Leukocytes count and profile during early postnatal ontogenesis in domestic cat: effect of litter size and multiple paternity.

Abstract

Since blood cells count is the most important indicator of animals' physiological status, we investigated the effects of age, litter size, and multiple paternity on the total number of white blood cells, the number of their individual types (lymphocytes, neutrophils, eosinophils, monocytes), and the ratio of neutrophils to lymphocytes in domestic cat during early postnatal ontogenesis. The study was conducted on kittens living in outdoor conditions, aged from birth to 6 months. The number of white blood cells was evaluated using a hemoanalyzer, the leukocyte formula and the proportion of cell types were determined manually from blood smears. Age significantly affected the number of leukocytes in the first 3 months of kittens' age. The number and proportion of neutrophils were the highest after birth and gradually decreased during the first month. Lymphocytes number, on the contrary, increased during this period. Monocytes and eosinophils increased in number in the first 2 months.

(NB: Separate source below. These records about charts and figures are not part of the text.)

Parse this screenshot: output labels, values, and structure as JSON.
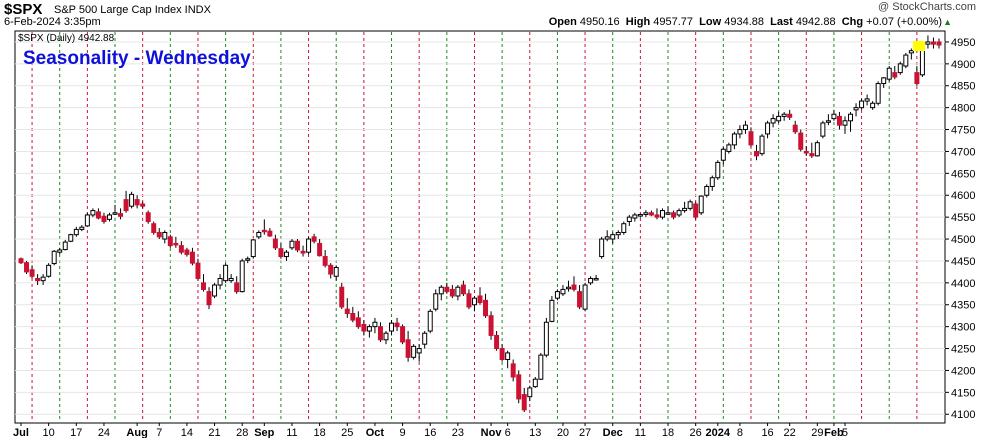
{
  "header": {
    "symbol": "$SPX",
    "description": "S&P 500 Large Cap Index  INDX",
    "watermark": "@ StockCharts.com",
    "date": "6-Feb-2024 3:35pm",
    "open_label": "Open",
    "open": "4950.16",
    "high_label": "High",
    "high": "4957.77",
    "low_label": "Low",
    "low": "4934.88",
    "last_label": "Last",
    "last": "4942.88",
    "chg_label": "Chg",
    "chg": "+0.07 (+0.00%)",
    "chg_icon": "up-triangle-icon"
  },
  "chart_data": {
    "type": "candlestick",
    "title": "Seasonality - Wednesday",
    "legend": "$SPX (Daily) 4942.88",
    "y_ticks": [
      4100,
      4150,
      4200,
      4250,
      4300,
      4350,
      4400,
      4450,
      4500,
      4550,
      4600,
      4650,
      4700,
      4750,
      4800,
      4850,
      4900,
      4950
    ],
    "ylim": [
      4080,
      4975
    ],
    "x_tick_labels": [
      {
        "label": "Jul",
        "bold": true,
        "i": 0
      },
      {
        "label": "10",
        "i": 5
      },
      {
        "label": "17",
        "i": 10
      },
      {
        "label": "24",
        "i": 15
      },
      {
        "label": "Aug",
        "bold": true,
        "i": 21
      },
      {
        "label": "7",
        "i": 25
      },
      {
        "label": "14",
        "i": 30
      },
      {
        "label": "21",
        "i": 35
      },
      {
        "label": "28",
        "i": 40
      },
      {
        "label": "Sep",
        "bold": true,
        "i": 44
      },
      {
        "label": "11",
        "i": 49
      },
      {
        "label": "18",
        "i": 54
      },
      {
        "label": "25",
        "i": 59
      },
      {
        "label": "Oct",
        "bold": true,
        "i": 64
      },
      {
        "label": "9",
        "i": 69
      },
      {
        "label": "16",
        "i": 74
      },
      {
        "label": "23",
        "i": 79
      },
      {
        "label": "Nov",
        "bold": true,
        "i": 85
      },
      {
        "label": "6",
        "i": 88
      },
      {
        "label": "13",
        "i": 93
      },
      {
        "label": "20",
        "i": 98
      },
      {
        "label": "27",
        "i": 102
      },
      {
        "label": "Dec",
        "bold": true,
        "i": 107
      },
      {
        "label": "11",
        "i": 112
      },
      {
        "label": "18",
        "i": 117
      },
      {
        "label": "26",
        "i": 122
      },
      {
        "label": "2024",
        "bold": true,
        "i": 126
      },
      {
        "label": "8",
        "i": 130
      },
      {
        "label": "16",
        "i": 135
      },
      {
        "label": "22",
        "i": 139
      },
      {
        "label": "29",
        "i": 144
      },
      {
        "label": "Feb",
        "bold": true,
        "i": 147
      },
      {
        "label": "5",
        "i": 149
      }
    ],
    "wednesday_colors": {
      "down": "#cc1133",
      "up": "#1a8a1a"
    },
    "candles": [
      [
        4455,
        4458,
        4443,
        4446
      ],
      [
        4446,
        4450,
        4420,
        4425
      ],
      [
        4430,
        4440,
        4410,
        4415
      ],
      [
        4410,
        4420,
        4395,
        4405
      ],
      [
        4405,
        4420,
        4395,
        4413
      ],
      [
        4415,
        4445,
        4412,
        4440
      ],
      [
        4444,
        4475,
        4440,
        4472
      ],
      [
        4470,
        4480,
        4465,
        4475
      ],
      [
        4476,
        4498,
        4474,
        4493
      ],
      [
        4495,
        4512,
        4493,
        4510
      ],
      [
        4510,
        4528,
        4505,
        4522
      ],
      [
        4522,
        4532,
        4518,
        4527
      ],
      [
        4530,
        4560,
        4528,
        4555
      ],
      [
        4555,
        4570,
        4550,
        4565
      ],
      [
        4562,
        4570,
        4545,
        4548
      ],
      [
        4552,
        4560,
        4535,
        4540
      ],
      [
        4545,
        4560,
        4540,
        4555
      ],
      [
        4560,
        4578,
        4555,
        4560
      ],
      [
        4558,
        4570,
        4545,
        4552
      ],
      [
        4590,
        4610,
        4560,
        4565
      ],
      [
        4575,
        4608,
        4570,
        4602
      ],
      [
        4590,
        4600,
        4570,
        4578
      ],
      [
        4580,
        4585,
        4570,
        4575
      ],
      [
        4560,
        4565,
        4535,
        4540
      ],
      [
        4535,
        4540,
        4510,
        4515
      ],
      [
        4515,
        4525,
        4500,
        4505
      ],
      [
        4500,
        4520,
        4490,
        4515
      ],
      [
        4505,
        4510,
        4480,
        4485
      ],
      [
        4490,
        4505,
        4480,
        4487
      ],
      [
        4485,
        4495,
        4465,
        4470
      ],
      [
        4475,
        4480,
        4460,
        4465
      ],
      [
        4470,
        4480,
        4440,
        4445
      ],
      [
        4445,
        4455,
        4405,
        4410
      ],
      [
        4400,
        4420,
        4380,
        4385
      ],
      [
        4380,
        4390,
        4340,
        4350
      ],
      [
        4370,
        4400,
        4365,
        4395
      ],
      [
        4395,
        4420,
        4385,
        4410
      ],
      [
        4405,
        4445,
        4400,
        4440
      ],
      [
        4405,
        4420,
        4400,
        4410
      ],
      [
        4400,
        4415,
        4375,
        4380
      ],
      [
        4380,
        4455,
        4378,
        4450
      ],
      [
        4452,
        4460,
        4445,
        4455
      ],
      [
        4460,
        4500,
        4455,
        4498
      ],
      [
        4505,
        4520,
        4500,
        4515
      ],
      [
        4520,
        4545,
        4510,
        4518
      ],
      [
        4518,
        4525,
        4505,
        4507
      ],
      [
        4500,
        4510,
        4475,
        4480
      ],
      [
        4478,
        4490,
        4455,
        4460
      ],
      [
        4460,
        4475,
        4450,
        4470
      ],
      [
        4480,
        4500,
        4475,
        4495
      ],
      [
        4495,
        4500,
        4470,
        4475
      ],
      [
        4472,
        4485,
        4460,
        4468
      ],
      [
        4470,
        4505,
        4465,
        4500
      ],
      [
        4505,
        4512,
        4490,
        4495
      ],
      [
        4490,
        4500,
        4460,
        4462
      ],
      [
        4460,
        4475,
        4435,
        4440
      ],
      [
        4440,
        4445,
        4410,
        4420
      ],
      [
        4415,
        4440,
        4405,
        4435
      ],
      [
        4390,
        4400,
        4340,
        4345
      ],
      [
        4340,
        4365,
        4320,
        4330
      ],
      [
        4330,
        4345,
        4310,
        4315
      ],
      [
        4320,
        4335,
        4295,
        4300
      ],
      [
        4305,
        4315,
        4280,
        4290
      ],
      [
        4290,
        4305,
        4275,
        4300
      ],
      [
        4300,
        4320,
        4285,
        4310
      ],
      [
        4300,
        4310,
        4265,
        4270
      ],
      [
        4270,
        4290,
        4260,
        4285
      ],
      [
        4290,
        4315,
        4280,
        4308
      ],
      [
        4308,
        4320,
        4290,
        4300
      ],
      [
        4300,
        4305,
        4260,
        4265
      ],
      [
        4270,
        4290,
        4220,
        4230
      ],
      [
        4230,
        4260,
        4225,
        4255
      ],
      [
        4240,
        4260,
        4220,
        4250
      ],
      [
        4260,
        4290,
        4250,
        4285
      ],
      [
        4290,
        4340,
        4285,
        4335
      ],
      [
        4340,
        4385,
        4335,
        4375
      ],
      [
        4375,
        4395,
        4360,
        4390
      ],
      [
        4390,
        4400,
        4375,
        4380
      ],
      [
        4385,
        4395,
        4365,
        4370
      ],
      [
        4370,
        4395,
        4360,
        4390
      ],
      [
        4395,
        4405,
        4370,
        4375
      ],
      [
        4375,
        4385,
        4340,
        4345
      ],
      [
        4350,
        4370,
        4335,
        4365
      ],
      [
        4370,
        4390,
        4350,
        4355
      ],
      [
        4360,
        4375,
        4320,
        4325
      ],
      [
        4325,
        4335,
        4270,
        4280
      ],
      [
        4280,
        4290,
        4245,
        4250
      ],
      [
        4250,
        4260,
        4220,
        4225
      ],
      [
        4225,
        4245,
        4205,
        4240
      ],
      [
        4215,
        4225,
        4175,
        4185
      ],
      [
        4190,
        4200,
        4125,
        4135
      ],
      [
        4145,
        4160,
        4105,
        4110
      ],
      [
        4140,
        4165,
        4130,
        4160
      ],
      [
        4163,
        4185,
        4160,
        4180
      ],
      [
        4180,
        4240,
        4178,
        4235
      ],
      [
        4235,
        4320,
        4230,
        4310
      ],
      [
        4312,
        4370,
        4310,
        4360
      ],
      [
        4365,
        4385,
        4360,
        4380
      ],
      [
        4375,
        4395,
        4370,
        4385
      ],
      [
        4388,
        4405,
        4380,
        4390
      ],
      [
        4395,
        4415,
        4380,
        4385
      ],
      [
        4380,
        4395,
        4340,
        4345
      ],
      [
        4340,
        4400,
        4335,
        4395
      ],
      [
        4400,
        4415,
        4395,
        4410
      ],
      [
        4410,
        4418,
        4405,
        4410
      ],
      [
        4460,
        4505,
        4455,
        4500
      ],
      [
        4500,
        4520,
        4495,
        4505
      ],
      [
        4500,
        4515,
        4490,
        4510
      ],
      [
        4510,
        4520,
        4500,
        4515
      ],
      [
        4515,
        4540,
        4510,
        4535
      ],
      [
        4540,
        4555,
        4530,
        4550
      ],
      [
        4548,
        4560,
        4540,
        4555
      ],
      [
        4556,
        4558,
        4549,
        4556
      ],
      [
        4556,
        4566,
        4550,
        4560
      ],
      [
        4560,
        4565,
        4552,
        4555
      ],
      [
        4555,
        4570,
        4545,
        4550
      ],
      [
        4550,
        4570,
        4545,
        4565
      ],
      [
        4560,
        4575,
        4555,
        4560
      ],
      [
        4560,
        4565,
        4545,
        4550
      ],
      [
        4555,
        4570,
        4550,
        4565
      ],
      [
        4565,
        4585,
        4560,
        4570
      ],
      [
        4570,
        4590,
        4565,
        4585
      ],
      [
        4580,
        4585,
        4545,
        4550
      ],
      [
        4560,
        4600,
        4555,
        4598
      ],
      [
        4600,
        4625,
        4595,
        4620
      ],
      [
        4620,
        4645,
        4610,
        4640
      ],
      [
        4640,
        4680,
        4635,
        4675
      ],
      [
        4680,
        4710,
        4670,
        4705
      ],
      [
        4700,
        4720,
        4695,
        4715
      ],
      [
        4715,
        4745,
        4705,
        4740
      ],
      [
        4740,
        4760,
        4730,
        4750
      ],
      [
        4750,
        4770,
        4740,
        4760
      ],
      [
        4745,
        4755,
        4710,
        4715
      ],
      [
        4700,
        4715,
        4680,
        4690
      ],
      [
        4695,
        4740,
        4690,
        4735
      ],
      [
        4740,
        4770,
        4730,
        4765
      ],
      [
        4765,
        4785,
        4755,
        4775
      ],
      [
        4770,
        4790,
        4765,
        4780
      ],
      [
        4780,
        4790,
        4770,
        4785
      ],
      [
        4785,
        4795,
        4772,
        4778
      ],
      [
        4760,
        4770,
        4740,
        4745
      ],
      [
        4742,
        4750,
        4700,
        4705
      ],
      [
        4700,
        4712,
        4690,
        4698
      ],
      [
        4695,
        4720,
        4685,
        4690
      ],
      [
        4690,
        4725,
        4688,
        4720
      ],
      [
        4735,
        4770,
        4730,
        4765
      ],
      [
        4770,
        4785,
        4760,
        4770
      ],
      [
        4775,
        4795,
        4770,
        4785
      ],
      [
        4780,
        4790,
        4750,
        4760
      ],
      [
        4760,
        4780,
        4740,
        4770
      ],
      [
        4770,
        4790,
        4745,
        4785
      ],
      [
        4795,
        4810,
        4780,
        4800
      ],
      [
        4800,
        4820,
        4795,
        4815
      ],
      [
        4815,
        4830,
        4805,
        4820
      ],
      [
        4800,
        4815,
        4795,
        4810
      ],
      [
        4810,
        4860,
        4805,
        4855
      ],
      [
        4855,
        4870,
        4845,
        4868
      ],
      [
        4865,
        4895,
        4860,
        4890
      ],
      [
        4880,
        4895,
        4865,
        4870
      ],
      [
        4880,
        4905,
        4875,
        4900
      ],
      [
        4895,
        4925,
        4890,
        4920
      ],
      [
        4925,
        4935,
        4910,
        4930
      ],
      [
        4880,
        4895,
        4850,
        4855
      ],
      [
        4875,
        4945,
        4870,
        4940
      ],
      [
        4945,
        4965,
        4935,
        4950
      ],
      [
        4950,
        4960,
        4935,
        4945
      ],
      [
        4950,
        4958,
        4935,
        4943
      ]
    ]
  }
}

The litter size affected the number of leukocytes and neutrophils in the first 2 months of life, their number being significantly higher in kittens from the small litters than from the large ones. In kittens from the litters with multiple paternity, the number of leukocytes and the proportion of neutrophils was higher than in litters from a single male. Thus, age, litter size and type of paternity may affect the hematological indices in domestic cats, which must be taken into account during the estimation of the health status of kittens in domestic and wild cats.